National Institute of Informatics, Tokyo, Japan.
Asian Institute of Technology, School of Engineering and Technology, Bangkok, Thailand.
BMC Infect Dis. 2019 Mar 21;19(1):272. doi: 10.1186/s12879-019-3874-x.
The goal of this research is to create a system that can use the available relevant information about the factors responsible for the spread of dengue and; use it to predict the occurrence of dengue within a geographical region, so that public health experts can prepare for, manage and control the epidemic. Our study presents new geospatial insights into our understanding and management of health, disease and health-care systems.
We present a machine learning-based methodology capable of providing forecast estimates of dengue prediction in each of the fifty districts of Thailand by leveraging data from multiple data sources. Using a set of prediction variables, we show an increase in prediction accuracy of the model with an optimal combination of predictors which include: meteorological data, clinical data, lag variables of disease surveillance, socioeconomic data and the data encoding spatial dependence on dengue transmission. We use Generalized Additive Models (GAMs) to fit the relationships between the predictors (with a lag of one month) and the clinical data of Dengue hemorrhagic fever (DHF) using the data from 2008 to 2012. Using the data from 2013 to 2015 and a comparative set of prediction models, we evaluate the predictive ability of the fitted models according to RMSE and SRMSE as well as using adjusted R-squared value, deviance explained and change in AIC.

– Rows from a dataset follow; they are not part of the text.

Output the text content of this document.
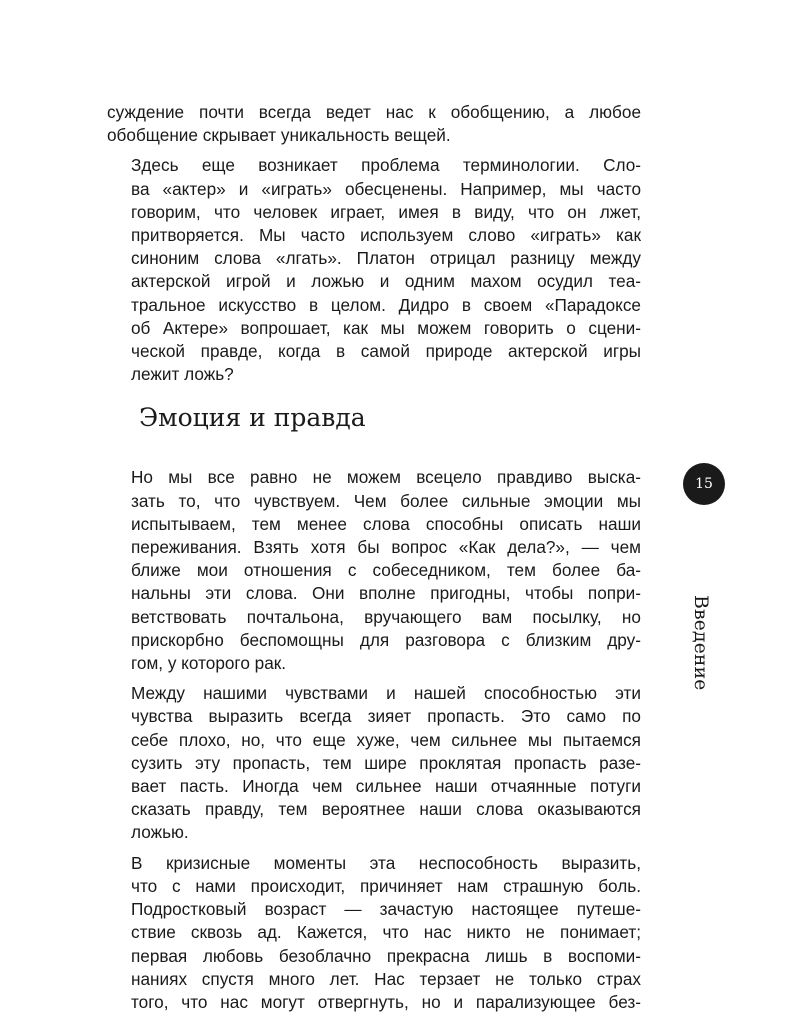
суждение почти всегда ведет нас к обобщению, а любое
обобщение скрывает уникальность вещей.

Здесь еще возникает проблема терминологии. Сло-
ва «актер» и «играть» обесценены. Например, мы часто
говорим, что человек играет, имея в виду, что он лжет,
притворяется. Мы часто используем слово «играть» как
синоним слова «лгать». Платон отрицал разницу между
актерской игрой и ложью и одним махом осудил теа-
тральное искусство в целом. Дидро в своем «Парадоксе
об Актере» вопрошает, как мы можем говорить о сцени-
ческой правде, когда в самой природе актерской игры
лежит ложь?

Эмоция и правда

Но мы все равно не можем всецело правдиво выска-
зать то, что чувствуем. Чем более сильные эмоции мы
испытываем, тем менее слова способны описать наши
переживания. Взять хотя бы вопрос «Как дела?», — чем
ближе мои отношения с собеседником, тем более ба-
нальны эти слова. Они вполне пригодны, чтобы попри-
ветствовать почтальона, вручающего вам посылку, но
прискорбно беспомощны для разговора с близким дру-
гом, у которого рак.

Между нашими чувствами и нашей способностью эти
чувства выразить всегда зияет пропасть. Это само по
себе плохо, но, что еще хуже, чем сильнее мы пытаемся
сузить эту пропасть, тем шире проклятая пропасть разе-
вает пасть. Иногда чем сильнее наши отчаянные потуги
сказать правду, тем вероятнее наши слова оказываются
ложью.

В кризисные моменты эта неспособность выразить,
что с нами происходит, причиняет нам страшную боль.
Подростковый возраст — зачастую настоящее путеше-
ствие сквозь ад. Кажется, что нас никто не понимает;
первая любовь безоблачно прекрасна лишь в воспоми-
наниях спустя много лет. Нас терзает не только страх
того, что нас могут отвергнуть, но и парализующее без-

15
Введение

The model allows for combining different predictors to make forecasts with a lead time of one month and also describe the statistical significance of the variables used to characterize the forecast. The discriminating ability of the final model was evaluated against Bangkok specific constant threshold and WHO moving threshold of the epidemic in terms of specificity, sensitivity, positive predictive value (PPV), and negative predictive value (NPV).
The out-of-sample validation showed poorer results than the in-sample validation, however it demonstrated ability in detecting outbreaks up-to one month ahead. We also determine that for the predicting dengue outbreaks within a district, the influence of dengue incidences and socioeconomic data from the surrounding districts is statistically significant. This validates the influence of movement patterns of people and spatial heterogeneity of human activities on the spread of the epidemic.
本研究的目的是建立一个系统,利用有关导致登革热传播的因素的现有相关信息,并将其用于预测地理区域内登革热的发生,以便公共卫生专家能够做好准备、管理和控制疫情。我们的研究为我们理解和管理健康、疾病和医疗保健系统提供了新的地理空间见解。
我们提出了一种基于机器学习的方法,能够利用来自多个数据源的数据,为泰国的 50 个区中的每一个提供登革热预测的预测估计。使用一组预测变量,我们展示了模型的预测准确性随着预测因子的最佳组合而提高,这些预测因子包括:气象数据、临床数据、疾病监测的滞后变量、社会经济数据以及对登革热传播的空间相关性进行编码的数据。我们使用广义加性模型(GAMs)来拟合预测因子(滞后一个月)与登革出血热(DHF)临床数据之间的关系,使用 2008 年至 2012 年的数据。使用 2013 年至 2015 年的数据和一组比较预测模型,我们根据 RMSE 和 SRMSE 以及调整后的 R 平方值、偏差解释和 AIC 的变化来评估拟合模型的预测能力。
该模型允许结合不同的预测因子来进行一个月提前的预测,并描述用于描述预测的变量的统计显著性。根据特异性、敏感性、阳性预测值(PPV)和阴性预测值(NPV),使用曼谷特定常数阈值和世卫组织疫情移动阈值来评估最终模型的区分能力。
样本外验证的结果不如样本内验证好,但它能够提前一个月检测到疫情爆发。我们还确定,在预测一个区的登革热疫情时,来自周围区的登革热发病率和社会经济数据的影响在统计学上是显著的。这验证了人群的流动模式和人类活动的空间异质性对疫情传播的影响。